Let's face it: Collectively, it's been another undistinguished start for Canada's seven NHL teams. In the ultra-competitive Western Conference, where it will likely take 100 points to make the playoffs, the Oilers, Calgary Flames and Winnipeg Jets all entered the Christmas break with losing records. Only the Nashville Predators, who've been without starting goaltender Pekka Rinne for most of the season, are keeping them company at the bottom of the conference standings.
Ottawa, meanwhile, isn't faring much better, with only 15 wins in their first 39 games, going into Friday night's game against the Boston Bruins, last year's Stanley Cup finalists. About the best thing the Senators they have going for them is the singular mediocrity of the Eastern Conference, which means even the lowly 13th-place Florida Panthers aren't completely out of the playoff race. The Panthers' 33 points at the break left them just five points behind the Philadelphia Flyers in the standings.

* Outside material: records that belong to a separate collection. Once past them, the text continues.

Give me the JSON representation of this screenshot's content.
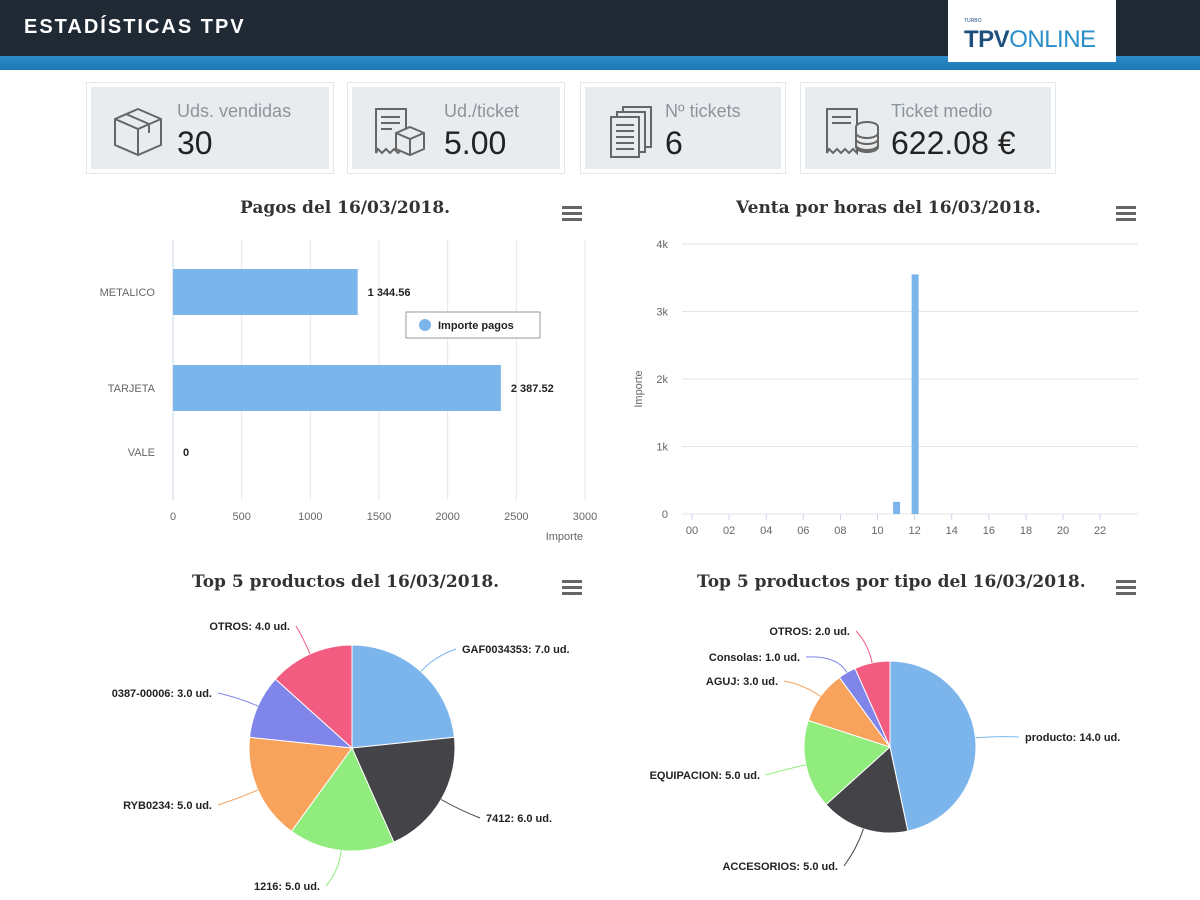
{
  "header": {
    "title": "ESTADÍSTICAS TPV",
    "logo_small": "TURBO",
    "logo_bold": "TPV",
    "logo_light": "ONLINE"
  },
  "kpis": [
    {
      "label": "Uds. vendidas",
      "value": "30",
      "icon": "box-icon"
    },
    {
      "label": "Ud./ticket",
      "value": "5.00",
      "icon": "receipt-box-icon"
    },
    {
      "label": "Nº tickets",
      "value": "6",
      "icon": "tickets-stack-icon"
    },
    {
      "label": "Ticket medio",
      "value": "622.08 €",
      "icon": "receipt-coins-icon"
    }
  ],
  "colors": {
    "bar": "#7cb5ec",
    "header": "#1f2a35",
    "stripe": "#2a8bc8",
    "pie": [
      "#7cb5ec",
      "#434348",
      "#90ed7d",
      "#f7a35c",
      "#8085e9",
      "#f15c80"
    ]
  },
  "chart_data": [
    {
      "type": "bar",
      "title": "Pagos del 16/03/2018.",
      "categories": [
        "METALICO",
        "TARJETA",
        "VALE"
      ],
      "series": [
        {
          "name": "Importe pagos",
          "values": [
            1344.56,
            2387.52,
            0
          ]
        }
      ],
      "data_labels": [
        "1 344.56",
        "2 387.52",
        "0"
      ],
      "xlabel": "Importe",
      "xticks": [
        "0",
        "500",
        "1000",
        "1500",
        "2000",
        "2500",
        "3000"
      ],
      "xlim": [
        0,
        3000
      ],
      "legend": "inside-right",
      "grid": true
    },
    {
      "type": "bar",
      "title": "Venta por horas del 16/03/2018.",
      "x": [
        11,
        12
      ],
      "values": [
        180,
        3550
      ],
      "ylabel": "Importe",
      "xticks": [
        "00",
        "02",
        "04",
        "06",
        "08",
        "10",
        "12",
        "14",
        "16",
        "18",
        "20",
        "22"
      ],
      "yticks": [
        "0",
        "1k",
        "2k",
        "3k",
        "4k"
      ],
      "ylim": [
        0,
        4000
      ],
      "grid": true
    },
    {
      "type": "pie",
      "title": "Top 5 productos del 16/03/2018.",
      "labels": [
        "GAF0034353: 7.0 ud.",
        "7412: 6.0 ud.",
        "1216: 5.0 ud.",
        "RYB0234: 5.0 ud.",
        "0387-00006: 3.0 ud.",
        "OTROS: 4.0 ud."
      ],
      "values": [
        7,
        6,
        5,
        5,
        3,
        4
      ]
    },
    {
      "type": "pie",
      "title": "Top 5 productos por tipo del 16/03/2018.",
      "labels": [
        "producto: 14.0 ud.",
        "ACCESORIOS: 5.0 ud.",
        "EQUIPACION: 5.0 ud.",
        "AGUJ: 3.0 ud.",
        "Consolas: 1.0 ud.",
        "OTROS: 2.0 ud."
      ],
      "values": [
        14,
        5,
        5,
        3,
        1,
        2
      ]
    }
  ]
}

The Toronto Maple Leafs are clinging to a playoff berth, despite a serious second-quarter lull, leaving only two real bright spots in Canada – the Montreal Canadiens and the Vancouver Canucks, both of whom are on pace to make the playoffs, if nothing else.
Montreal had a breakthrough season in the lockout-shortened 2012-13 campaign, edging out the Bruins for top spot in what was then the Northeast Division, but there were questions going into the season about whether they'd be a one-year wonder, or had made real quantitative progress in turning the franchise around. Happily, they've received offensive contributions from different parts of their lineup at different times this season, and solid work from goaltender Carey Price throughout. Price faltered in the latter stages of last season, but has been a model of consistency thus far and is now considered leading candidate to tend goal for Canada during the 2014 Olympics in Sochi.
Price's main rival for the starting job is the Canucks' Roberto Luongo, who has made a relatively seamless return to the No. 1 position in Vancouver, after last year's soap opera of a season that saw him relegated to backup duty behind Cory Schneider. That the Canucks have essentially held their own despite the coaching change to John Tortorella and the need for Luongo to get his head around the fact that he was staying in Vancouver is nothing short of remarkable.
The second half of the season will be punctuated by an 18-day break in the middle of February and means the regular season won't end until mid-April. The last possible day for the 2014 Stanley Cup final is June 18.